I remember someone at my school having a record by a band called Country Joe and the Fish and I remember thinking: That’s not for me. I may well have been right – in my teens I was all about Glam – but I was wrong to think it had anything to do with country music. Or fish.

They were a psychedelic ’60s rock group from the San Francisco Bay Area who had first come to prominence at the Monterey Pop Festival in the 1967 Summer of Love, though I was too young to know about that.

It was another festival two years later that brought them to national attention when “Country Joe” McDonald appeared as a solo artist at Woodstock, getting the entire crowd to shout out “F-U-C-K” and performing the anti-Vietnam War song called I-Feel-Like-I’m-Fixin’-To-Die-Rag.

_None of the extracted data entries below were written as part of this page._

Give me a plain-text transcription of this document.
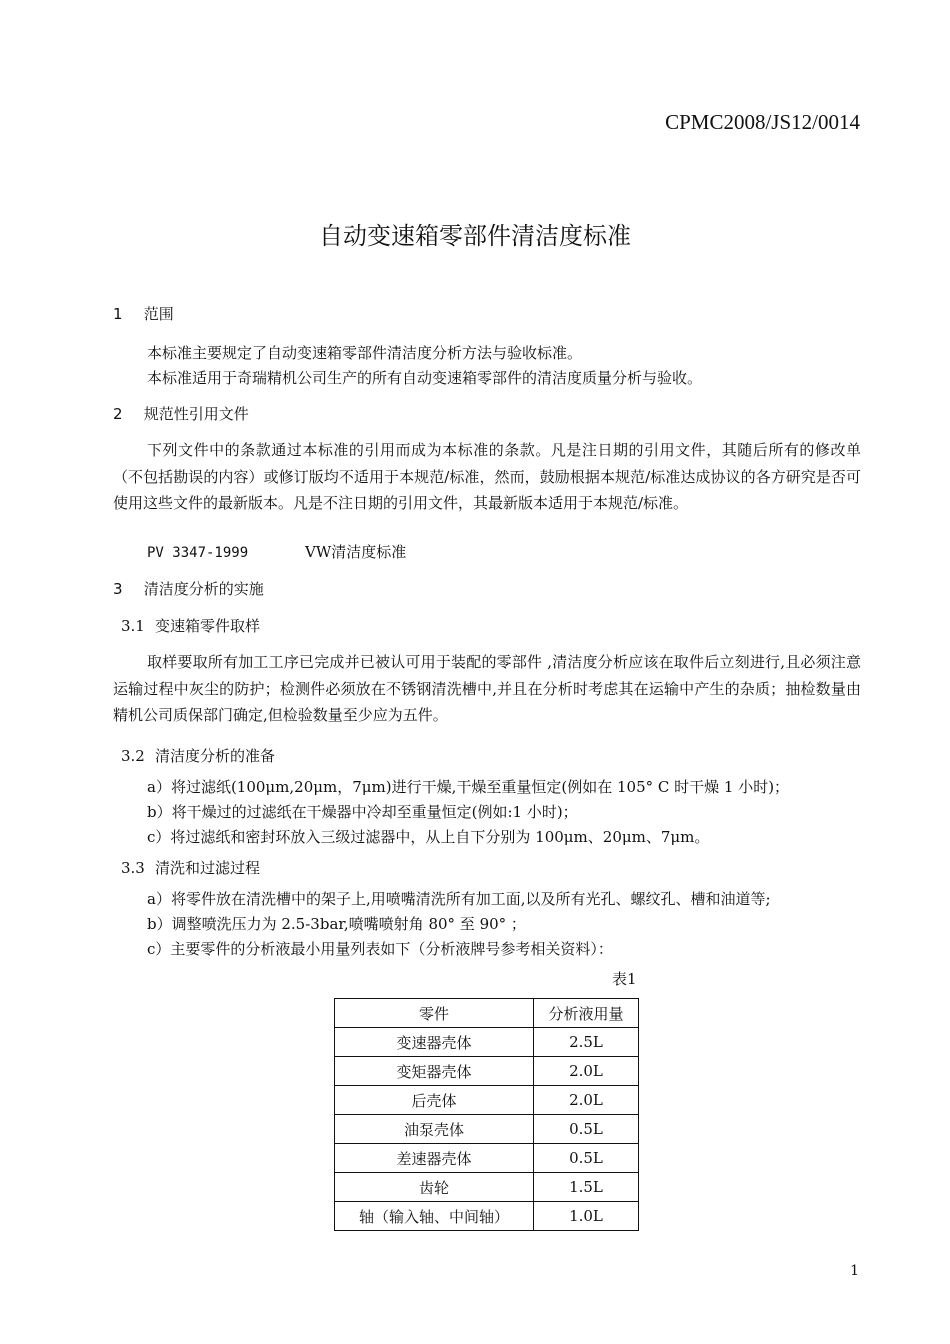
CPMC2008/JS12/0014
自动变速箱零部件清洁度标准
1 范围
本标准主要规定了自动变速箱零部件清洁度分析方法与验收标准。
本标准适用于奇瑞精机公司生产的所有自动变速箱零部件的清洁度质量分析与验收。
2 规范性引用文件
下列文件中的条款通过本标准的引用而成为本标准的条款。凡是注日期的引用文件，其随后所有的修改单（不包括勘误的内容）或修订版均不适用于本规范/标准，然而，鼓励根据本规范/标准达成协议的各方研究是否可使用这些文件的最新版本。凡是不注日期的引用文件，其最新版本适用于本规范/标准。
PV 3347-1999	VW清洁度标准
3 清洁度分析的实施
3.1 变速箱零件取样
取样要取所有加工工序已完成并已被认可用于装配的零部件 ,清洁度分析应该在取件后立刻进行,且必须注意运输过程中灰尘的防护；检测件必须放在不锈钢清洗槽中,并且在分析时考虑其在运输中产生的杂质；抽检数量由精机公司质保部门确定,但检验数量至少应为五件。
3.2 清洁度分析的准备
a）将过滤纸(100μm,20μm，7μm)进行干燥,干燥至重量恒定(例如在 105° C 时干燥 1 小时)；
b）将干燥过的过滤纸在干燥器中冷却至重量恒定(例如:1 小时)；
c）将过滤纸和密封环放入三级过滤器中，从上自下分别为 100μm、20μm、7μm。
3.3 清洗和过滤过程
a）将零件放在清洗槽中的架子上,用喷嘴清洗所有加工面,以及所有光孔、螺纹孔、槽和油道等;
b）调整喷洗压力为 2.5-3bar,喷嘴喷射角 80° 至 90° ；
c）主要零件的分析液最小用量列表如下（分析液牌号参考相关资料）：
表1
零件	分析液用量
变速器壳体	2.5L
变矩器壳体	2.0L
后壳体	2.0L
油泵壳体	0.5L
差速器壳体	0.5L
齿轮	1.5L
轴（输入轴、中间轴）	1.0L
1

I didn’t think much of the song, which McDonald once described as “punk before punk existed,” but I have since discovered that the rest of their music is rather different, and much better.

McDonald had started out as a folk singer and his band played blues-influenced rock with a psychedelic twang. They had an exceptional guitarist in Barry Melton, and an excellent keyboard player (and blues guitarist) in Dave Cohen, whose organ swirls were almost as dominant a feature of their sound as Melton’s fluid guitar runs.

Somehow they’ve not been remembered in music history with the same reverence as their peers in San Francisco’s psychedelic scene, like The Grateful Dead, Jefferson Airplane, Quicksilver Messenger Service and Janis Joplin’s band, Big Brother & The Holding Company.

Their debut album, Electric Music For The Mind And Body, is widely regarded as one of the greatest of all psychedelic recordings, and while I would like to play my favourite number, the epic instrumental Section 43, it doesn’t really feature Country Joe.

So here’s their first single, Not So Sweet Martha Lorraine, which was the nearest they ever came to a hit when it crept into the Billboard Hot 100 chart at number 98 in 1967.

By the time of Woodstock all the band members bar Melton had quit (hence the solo appearance) and they broke up officially in 1970, though McDonald went on to record around 40 albums and remained an activist throughout his long life, ceaselessly campaigning for causes including peace, healthcare, animals and the environment.

Trivia fact(s): Born into a left-wing family, Joseph McDonald was named after Joe Stalin; he also served in the US Navy before becoming a musician.